A long, long time ago in a church far, far away, a wise man entered my office on a Monday morning and asked, “Do you know what I hear every time you say ‘I’m a liberal’? I hear, ‘I’m not like you. I’m not one of you.'” As we talked more, it became clear that it wasn’t my beliefs, values or perspective that troubled him. It was the label I used to describe myself. That conversation stuck, rattling around, prodding and provoking, and still I wonder, was the problem with my label his or mine?
We’ve got so many ways we separate ourselves from another, making clear that “I’m not one of you,” or maybe worse, “You’re not one of us.” You know them as well as I do. Liberal or Conservative, Democrat or Republican, Cape Codder or Washashore, Yankee, hillbilly, Trekkie, Christian, Feminist, United Methodist. I don’t think the labels in and of themselves are a bad thing–they’re a part of understanding who we are. We can use them in helpful ways to describe ourselves, our particular set of values, or customs. We can use them to exclude, to blame. We can use them to hurt, or to heal.
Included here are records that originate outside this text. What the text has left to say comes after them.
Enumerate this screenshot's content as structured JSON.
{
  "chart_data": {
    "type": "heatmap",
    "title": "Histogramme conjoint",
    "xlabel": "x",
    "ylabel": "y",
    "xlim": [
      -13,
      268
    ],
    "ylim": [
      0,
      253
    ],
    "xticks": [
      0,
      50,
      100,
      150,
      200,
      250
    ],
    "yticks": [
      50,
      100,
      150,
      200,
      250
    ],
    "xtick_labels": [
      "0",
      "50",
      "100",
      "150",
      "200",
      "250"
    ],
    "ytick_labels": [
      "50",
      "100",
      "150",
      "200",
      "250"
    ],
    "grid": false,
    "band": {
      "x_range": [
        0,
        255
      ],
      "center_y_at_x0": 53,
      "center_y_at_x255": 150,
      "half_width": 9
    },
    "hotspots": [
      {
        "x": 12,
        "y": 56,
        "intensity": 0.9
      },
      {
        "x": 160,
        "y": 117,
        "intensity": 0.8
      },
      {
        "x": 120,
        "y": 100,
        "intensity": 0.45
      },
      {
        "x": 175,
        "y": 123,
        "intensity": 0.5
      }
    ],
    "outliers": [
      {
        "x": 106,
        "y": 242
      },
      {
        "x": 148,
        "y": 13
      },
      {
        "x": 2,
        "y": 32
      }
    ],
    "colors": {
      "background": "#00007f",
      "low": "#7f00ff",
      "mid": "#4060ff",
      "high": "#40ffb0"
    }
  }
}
Tomorrow is the inauguration. Some will celebrate. Some will march. Some will grieve. Then on Sunday, we’ll gather to worship, to sing, to pray, to listen together for the call of God. I wonder if we might use this opportunity to create brave space, to bring our whole selves to worship, with all the labels we claim. Is there space in our sanctuary, and in our hearts to hear the hope of those who celebrate? Is there room in our pews to hear the pain of those who grieve? Can we lift up our prayers for president and protesters alike, trusting that God hears? Can we hear one another beyond the feelings we have about the labels they claim?
Our text for Sunday is the story of Jesus calling the first disciples. One of the most beautiful and most challenging aspects of discipleship is that we don’t get to decide who Jesus calls to come and follow. Jesus calls “Follow me,” and fishermen answer. Tax collectors and prostitutes show up too. Jesus calls and men, women, and children fall in line. Democrats, Republicans, Independents, Libertarians, Kings and Queens too. Cynics and hopeless romantics follow in his footsteps. Red Sox and Yankees fans. And Jesus says to one and all, “Love one another.” He doesn’t say love those who are easy to love, or love the way you love, or think the way you think, or vote the way you vote. He says, “Love one another as I have loved you.”
I have to imagine part of what he was talking about was learning to listen to one another. It’s worth noting that his love was not an easy love. It wasn’t smarmy sweet, nor was it politely disinterested. It wasn’t nice. It was real: challenging, invitational, life-changing, provoking love. Could we learn to love like that, listening deeply to one another, hearing beyond the labels? Could we learn to be curious about one another, interested rather than judging? Could we make room in the pews for the person who is seemingly nothing like us, but trying to live and love just like Jesus? It seems to me it would be well worth the effort.